Aachen: Petitionsausschuss ist ebenfalls gegen B 258n

Aachen: Petitionsausschuss ist ebenfalls gegen B 258n

Die Bürger sind dagegen, die Bezirksvertretung, der gesamte Rat, die Stadtverwaltung und jetzt auch der Petitionsausschuss des Landtags: Das Gremium teilt die Bedenken der Bürgerinitiative „B 258nein”, zur Freude von Sprecher Ralf Spilker.

„Wir halten diesen Beschluss für sehr wichtig und hoffen, dass er zum Wendepunkt unserer Arbeit wird”, erklärte er am Dienstag an symbolträchtigem Ort, dem Geuchter Hof in der Horbacher Börde.

Das idyllische Anwesen wäre durch die verkehrlich sinnvollste Variante elementar betroffen: „Für mich wäre das katastrophal und existenziell”, sagt Landwirt Dieter Lanckohr.
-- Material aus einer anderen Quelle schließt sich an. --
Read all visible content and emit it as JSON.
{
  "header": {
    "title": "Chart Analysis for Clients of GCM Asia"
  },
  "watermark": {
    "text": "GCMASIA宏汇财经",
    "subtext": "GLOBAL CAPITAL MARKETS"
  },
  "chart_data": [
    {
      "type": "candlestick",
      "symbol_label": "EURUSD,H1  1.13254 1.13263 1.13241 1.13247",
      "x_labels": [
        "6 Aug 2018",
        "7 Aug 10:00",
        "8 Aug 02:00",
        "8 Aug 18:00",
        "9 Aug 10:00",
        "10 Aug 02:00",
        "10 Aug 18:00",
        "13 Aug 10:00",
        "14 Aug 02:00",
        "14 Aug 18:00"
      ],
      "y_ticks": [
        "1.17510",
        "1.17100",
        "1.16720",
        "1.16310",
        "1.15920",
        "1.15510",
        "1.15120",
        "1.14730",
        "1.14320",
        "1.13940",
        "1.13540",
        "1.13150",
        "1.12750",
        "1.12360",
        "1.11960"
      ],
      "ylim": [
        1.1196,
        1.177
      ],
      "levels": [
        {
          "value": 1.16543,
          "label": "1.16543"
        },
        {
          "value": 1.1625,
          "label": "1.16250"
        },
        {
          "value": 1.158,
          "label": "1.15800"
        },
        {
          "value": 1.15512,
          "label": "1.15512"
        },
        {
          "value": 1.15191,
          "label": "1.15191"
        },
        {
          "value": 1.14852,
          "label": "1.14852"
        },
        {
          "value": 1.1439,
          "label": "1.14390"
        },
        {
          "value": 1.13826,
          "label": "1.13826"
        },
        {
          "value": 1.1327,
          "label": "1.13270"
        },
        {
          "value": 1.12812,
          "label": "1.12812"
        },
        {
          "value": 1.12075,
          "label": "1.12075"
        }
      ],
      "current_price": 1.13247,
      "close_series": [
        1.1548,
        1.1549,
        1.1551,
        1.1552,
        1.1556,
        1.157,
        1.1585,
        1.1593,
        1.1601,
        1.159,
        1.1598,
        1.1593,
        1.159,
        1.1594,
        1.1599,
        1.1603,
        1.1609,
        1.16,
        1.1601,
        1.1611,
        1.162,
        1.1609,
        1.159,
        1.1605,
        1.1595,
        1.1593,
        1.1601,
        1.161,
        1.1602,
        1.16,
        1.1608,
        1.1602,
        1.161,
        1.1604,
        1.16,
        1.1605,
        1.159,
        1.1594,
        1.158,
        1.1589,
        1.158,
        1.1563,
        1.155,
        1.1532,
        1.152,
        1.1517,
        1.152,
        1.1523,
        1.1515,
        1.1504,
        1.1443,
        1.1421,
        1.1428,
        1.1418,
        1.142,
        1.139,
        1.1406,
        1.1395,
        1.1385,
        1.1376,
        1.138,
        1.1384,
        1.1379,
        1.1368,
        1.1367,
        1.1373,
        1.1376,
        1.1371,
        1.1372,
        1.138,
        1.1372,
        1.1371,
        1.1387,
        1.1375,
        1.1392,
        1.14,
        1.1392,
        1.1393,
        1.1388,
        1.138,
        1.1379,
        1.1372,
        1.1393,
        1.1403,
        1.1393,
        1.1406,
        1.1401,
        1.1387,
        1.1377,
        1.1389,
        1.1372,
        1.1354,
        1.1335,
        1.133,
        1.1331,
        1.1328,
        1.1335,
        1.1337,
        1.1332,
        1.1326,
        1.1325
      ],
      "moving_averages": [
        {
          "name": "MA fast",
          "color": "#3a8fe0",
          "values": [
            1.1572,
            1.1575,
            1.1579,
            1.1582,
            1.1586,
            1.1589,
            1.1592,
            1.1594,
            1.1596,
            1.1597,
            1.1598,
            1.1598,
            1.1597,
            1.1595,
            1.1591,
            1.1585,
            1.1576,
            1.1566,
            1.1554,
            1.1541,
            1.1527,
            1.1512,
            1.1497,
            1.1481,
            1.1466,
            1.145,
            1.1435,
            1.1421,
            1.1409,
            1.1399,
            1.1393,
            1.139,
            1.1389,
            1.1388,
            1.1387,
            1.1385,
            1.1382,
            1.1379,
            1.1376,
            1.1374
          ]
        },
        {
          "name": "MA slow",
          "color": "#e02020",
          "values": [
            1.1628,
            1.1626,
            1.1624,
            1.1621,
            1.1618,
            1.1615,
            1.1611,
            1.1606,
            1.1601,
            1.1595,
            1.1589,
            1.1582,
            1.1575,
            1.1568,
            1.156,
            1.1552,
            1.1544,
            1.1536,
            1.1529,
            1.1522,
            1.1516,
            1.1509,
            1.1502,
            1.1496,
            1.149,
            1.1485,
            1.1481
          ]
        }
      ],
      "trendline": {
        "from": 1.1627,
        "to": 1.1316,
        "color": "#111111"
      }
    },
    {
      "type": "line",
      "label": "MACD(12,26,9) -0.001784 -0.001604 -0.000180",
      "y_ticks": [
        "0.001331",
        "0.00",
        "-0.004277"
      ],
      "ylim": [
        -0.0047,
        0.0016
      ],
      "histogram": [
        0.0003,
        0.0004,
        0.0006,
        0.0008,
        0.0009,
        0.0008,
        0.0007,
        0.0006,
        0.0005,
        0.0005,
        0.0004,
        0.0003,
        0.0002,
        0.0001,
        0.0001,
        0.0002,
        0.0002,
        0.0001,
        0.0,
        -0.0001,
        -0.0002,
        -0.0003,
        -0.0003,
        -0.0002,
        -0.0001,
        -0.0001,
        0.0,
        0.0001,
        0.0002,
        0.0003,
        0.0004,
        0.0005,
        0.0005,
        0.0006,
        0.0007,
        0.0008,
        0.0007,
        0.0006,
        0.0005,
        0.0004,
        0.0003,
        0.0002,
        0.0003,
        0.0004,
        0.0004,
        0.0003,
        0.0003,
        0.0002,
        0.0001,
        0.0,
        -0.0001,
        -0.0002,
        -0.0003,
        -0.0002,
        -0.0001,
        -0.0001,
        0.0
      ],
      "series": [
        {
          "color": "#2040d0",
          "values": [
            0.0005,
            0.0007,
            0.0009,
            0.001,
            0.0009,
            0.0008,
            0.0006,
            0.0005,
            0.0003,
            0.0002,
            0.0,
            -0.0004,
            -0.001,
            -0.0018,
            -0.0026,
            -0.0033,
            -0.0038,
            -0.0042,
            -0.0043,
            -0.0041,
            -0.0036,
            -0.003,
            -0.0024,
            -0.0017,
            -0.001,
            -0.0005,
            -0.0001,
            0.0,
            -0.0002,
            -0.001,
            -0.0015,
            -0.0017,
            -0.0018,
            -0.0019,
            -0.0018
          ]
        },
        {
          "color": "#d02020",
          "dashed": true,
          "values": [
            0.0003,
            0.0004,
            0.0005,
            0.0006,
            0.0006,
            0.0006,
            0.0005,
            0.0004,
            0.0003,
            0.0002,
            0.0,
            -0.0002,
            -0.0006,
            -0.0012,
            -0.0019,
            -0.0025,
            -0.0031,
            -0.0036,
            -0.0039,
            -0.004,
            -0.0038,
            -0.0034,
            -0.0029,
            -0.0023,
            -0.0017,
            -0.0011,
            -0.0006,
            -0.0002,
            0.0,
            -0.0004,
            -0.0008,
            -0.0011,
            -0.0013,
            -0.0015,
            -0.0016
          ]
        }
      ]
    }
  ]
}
Er habe schon Flächen durch Avantis verloren, auch für das Großprojekt Richtericher Dell müsse er Land einliefern: „Es wird immer enger hier im Norden.”

Spilker trug vor Ort noch einmal die Einwände gegen die Straßenplanung vor. Zum einen fehle die parlamentarische Grundlage für die Straße, weil weder in Herzogenrath noch in Aachen Beschlüsse dazu gefasst worden seien.

Die Straße sei stattdessen in einem „hastig betriebenen Verfahren” auf Wunsch einiger Lokalpolitiker in den Bundesverkehrswegeplan 2003 aufgenommen worden.

Die darin stehenden Verkehrszahlen und -erwartungen seien nachweislich falsch, statt mehr Autos und Lkw würden in letzter Zeit de facto weniger gezählt. Außerdem erziele - gegen die Hoffnungen der Befürworter - die Schnellstraße nur einen geringen Entlastungseffekt für die überlastete Kohlscheider Straße. Mit der bisher eingeplanten Summe von 7,5 Millionen Euro, so ein weiterer Einwand der Straßengegner, werde man wohl auch nicht hinkommen. Allein die Überquerung der Eisenbahn werde drei Millionen Euro kosten, notwendig seien aber insgesamt elf Brückenbauwerke. Ulrich Pathe: „Da hat jemand viel Fantasie gehabt.”

Und vor allem liege der Abschnitt zwischen Richterich und Kerkrade komplett auf Aachener Stadtgebiet, gehe die Entlastung also auf Kosten der Nachbarkommune. Damit sei die Planung auch juristisch anfechtbar, sagt nicht nur die Bürgerinitiative, sondern auch der SPD-Politiker Karl Schultheis, in dem Petitionsverfahren Berichterstatter des Landtags. Die kommunale Planungshoheit sei nicht eingehalten worden: „Wir wollen diese Straße nicht und haben sie nicht angefordert.” Deshalb werde er sich für eine Klage einsetzen, sollte der Bund die Planung weiter fortsetzen.

Nach aller seiner Erfahrung werde das Projekt jedoch angesichts der Vielzahl der Gegenargumente und des örtlichen Widerstands nicht weiterverfolgt. Formal muss das durch den Bundestag geschehen, der im nächsten Jahr den Bundesverkehrswegeplan überarbeiten wird. Dabei könnte die B 258n zwischen Richterich und Kerkrade gegen ein anderes, unumstrittenes Projekt ausgetauscht werden.

Alle Mittel nutzen

Das einstimmige Votum des Petitionsausschuss wird nun an die Verkehrsministerien von Bund und Land weitergeleitet. Darin ist auch schon ein denkbarer Ausweg angedeutet: die Planung einer neuen Bahnlinie (Euregiobahn via Avantis), die einen beträchtlichen Teil der Verkehrsströme aufnehmen könne. Oberbürgermeisterkandidat Schultheis setzt sich dafür ein, dass die Schienenverbindung höchste Priorität bekommt und die Schnellstraße dafür gestrichen wird.

„Wir werden alle unsere politischen Mittel nutzen.” Es sei aber auch wichtig, dass die Bürgerinitiative „B 258nein” am Ball bleibe.